Wie sieht das Mikrobiom Wien im Vergleich zu anderen Städten aus? Welche Arten sind nachweisbar? Gibt es unbekannte Mikroben? Verändert sich das Mikrobiom im Laufe der Zeit? Allgemein gilt, anders als im Labor gewachsenen Mikroorganismen sind jene, die aus der Umwelt stammen, fast zur Hälfte unbekannt. Mithilfe der Bioinformatik lassen sich deren Sequenzen in Datenbanken vergleichen und so mehr über die taxonomische Zusammensetzung wie Art, Gattung oder Familie der unbekannten Mikroorganismen erfahren. Für die Datenerhebung ist die U-Bahn der perfekte Ort: hoch frequentiert, breite Multiplikatorwirkung und durch die unterirdische Lage ist sie vor Umwelt- und Witterungseinflüssen relativ geschützt.
Wie viele der Mikroben, mit denen Menschen auf dem Weg durch die Stadt in Berührung kommen, bleiben tatsächlich auf der Oberfläche des Körpers und können so übertragen werden?

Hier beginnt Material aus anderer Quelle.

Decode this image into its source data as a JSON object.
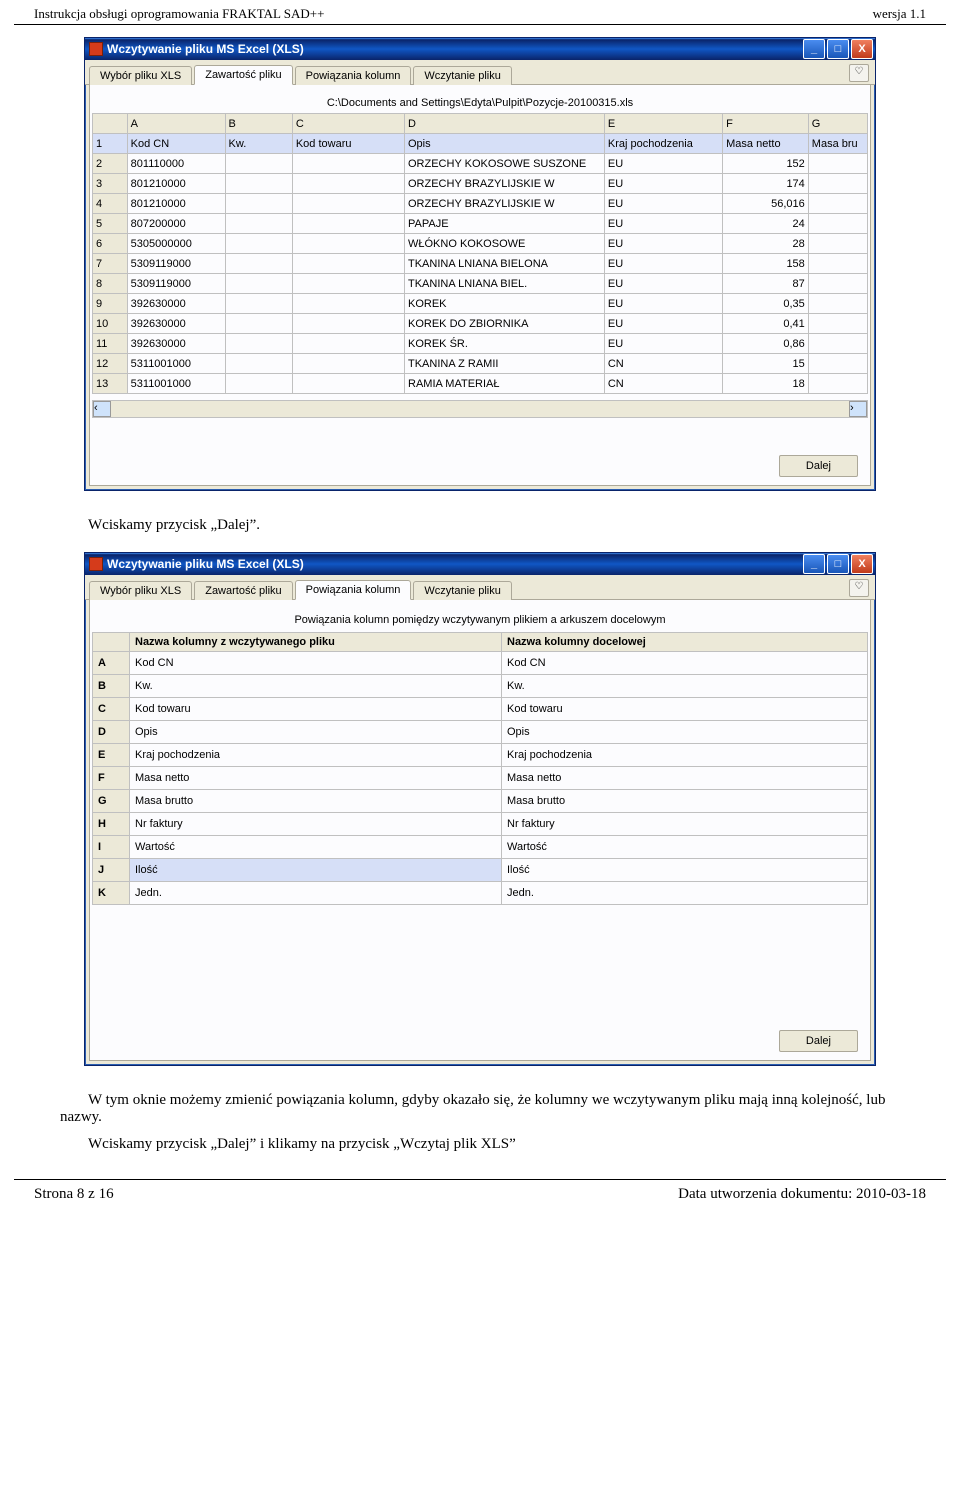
{
  "page_header": {
    "left": "Instrukcja obsługi oprogramowania FRAKTAL SAD++",
    "right": "wersja  1.1"
  },
  "page_footer": {
    "left": "Strona 8 z 16",
    "right": "Data utworzenia dokumentu: 2010-03-18"
  },
  "text": {
    "p1": "Wciskamy przycisk „Dalej”.",
    "p2": "W tym oknie możemy zmienić powiązania kolumn, gdyby okazało się, że kolumny we wczytywanym pliku mają inną kolejność, lub nazwy.",
    "p3": "Wciskamy przycisk „Dalej” i klikamy na przycisk „Wczytaj plik XLS”"
  },
  "window1": {
    "title": "Wczytywanie pliku MS Excel (XLS)",
    "tabs": [
      "Wybór pliku XLS",
      "Zawartość pliku",
      "Powiązania kolumn",
      "Wczytanie pliku"
    ],
    "active_tab": 1,
    "file_path": "C:\\Documents and Settings\\Edyta\\Pulpit\\Pozycje-20100315.xls",
    "col_letters": [
      "A",
      "B",
      "C",
      "D",
      "E",
      "F",
      "G"
    ],
    "header_row": [
      "1",
      "Kod CN",
      "Kw.",
      "Kod towaru",
      "Opis",
      "Kraj pochodzenia",
      "Masa netto",
      "Masa bru"
    ],
    "rows": [
      [
        "2",
        "801110000",
        "",
        "",
        "ORZECHY KOKOSOWE SUSZONE",
        "EU",
        "152",
        ""
      ],
      [
        "3",
        "801210000",
        "",
        "",
        "ORZECHY BRAZYLIJSKIE W",
        "EU",
        "174",
        ""
      ],
      [
        "4",
        "801210000",
        "",
        "",
        "ORZECHY BRAZYLIJSKIE W",
        "EU",
        "56,016",
        ""
      ],
      [
        "5",
        "807200000",
        "",
        "",
        "PAPAJE",
        "EU",
        "24",
        ""
      ],
      [
        "6",
        "5305000000",
        "",
        "",
        "WŁÓKNO KOKOSOWE",
        "EU",
        "28",
        ""
      ],
      [
        "7",
        "5309119000",
        "",
        "",
        "TKANINA LNIANA BIELONA",
        "EU",
        "158",
        ""
      ],
      [
        "8",
        "5309119000",
        "",
        "",
        "TKANINA LNIANA BIEL.",
        "EU",
        "87",
        ""
      ],
      [
        "9",
        "392630000",
        "",
        "",
        "KOREK",
        "EU",
        "0,35",
        ""
      ],
      [
        "10",
        "392630000",
        "",
        "",
        "KOREK DO ZBIORNIKA",
        "EU",
        "0,41",
        ""
      ],
      [
        "11",
        "392630000",
        "",
        "",
        "KOREK ŚR.",
        "EU",
        "0,86",
        ""
      ],
      [
        "12",
        "5311001000",
        "",
        "",
        "TKANINA Z RAMII",
        "CN",
        "15",
        ""
      ],
      [
        "13",
        "5311001000",
        "",
        "",
        "RAMIA MATERIAŁ",
        "CN",
        "18",
        ""
      ]
    ],
    "next_label": "Dalej"
  },
  "window2": {
    "title": "Wczytywanie pliku MS Excel (XLS)",
    "tabs": [
      "Wybór pliku XLS",
      "Zawartość pliku",
      "Powiązania kolumn",
      "Wczytanie pliku"
    ],
    "active_tab": 2,
    "heading": "Powiązania kolumn pomiędzy wczytywanym plikiem a arkuszem docelowym",
    "header": [
      "",
      "Nazwa kolumny z wczytywanego pliku",
      "Nazwa kolumny docelowej"
    ],
    "rows": [
      [
        "A",
        "Kod CN",
        "Kod CN"
      ],
      [
        "B",
        "Kw.",
        "Kw."
      ],
      [
        "C",
        "Kod towaru",
        "Kod towaru"
      ],
      [
        "D",
        "Opis",
        "Opis"
      ],
      [
        "E",
        "Kraj pochodzenia",
        "Kraj pochodzenia"
      ],
      [
        "F",
        "Masa netto",
        "Masa netto"
      ],
      [
        "G",
        "Masa brutto",
        "Masa brutto"
      ],
      [
        "H",
        "Nr faktury",
        "Nr faktury"
      ],
      [
        "I",
        "Wartość",
        "Wartość"
      ],
      [
        "J",
        "Ilość",
        "Ilość"
      ],
      [
        "K",
        "Jedn.",
        "Jedn."
      ]
    ],
    "selected_row": 9,
    "next_label": "Dalej"
  }
}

Um das herauszufinden, haben Forscher*innen der FH Campus Wien in drei Stationen und drei Zügen Proben von den Oberflächen entnommen – vor und nach der U-Bahn-Reinigung. Als nächstes wurden im Labor die DNA extrahiert und sequenziert und anschließend die gewonnenen Daten analysiert. Mit ersten Ergebnissen rechnet man noch vor dem Sommer. Vergleichbare Untersuchungen in anderen Städten haben gezeigt: Es ist nicht so schlimm, wie vermutet. Bisher hat man herausgefunden, dass die meisten der auf der Oberfläche vorhandenen Mikroorganismen Bakterien sind, die unsere Haut besiedeln oder dem Verdauungstrakt zuzurechnen sind. Es sind jedoch überraschend wenige Krankheitserreger darunter. Das könnte daran liegen, dass diese weniger häufig über die Oberfläche übertragen werden als angenommen, da Bakterien dort vergleichsweise kurz überleben. Der viel effektivere Übertragungsweg ist die Luft.
MetaSUB (Metagenomics and Metadesign of the Subways and Urban Biomes) ist ein internationales Konsortium, an dem weltweit 31 Länder beteiligt sind, die in 49 Städten – darunter auch New York – Proben entnehmen und daraus gewonnene Daten analysieren, austauschen und auf einer Weltkarte darstellen. Damit lassen sich Rückschlüsse auf internationale und nationale mikrobielle Trends, Länderspezifika und den Einfluss von Faktoren wie Klima ziehen. Die FH Campus Wien ist mit den Studiengängen Bioengineering und Bioinformatik als eine von zwei österreichischen Hochschulen – neben der BOKU – in dem weltweiten Netzwerk vertreten.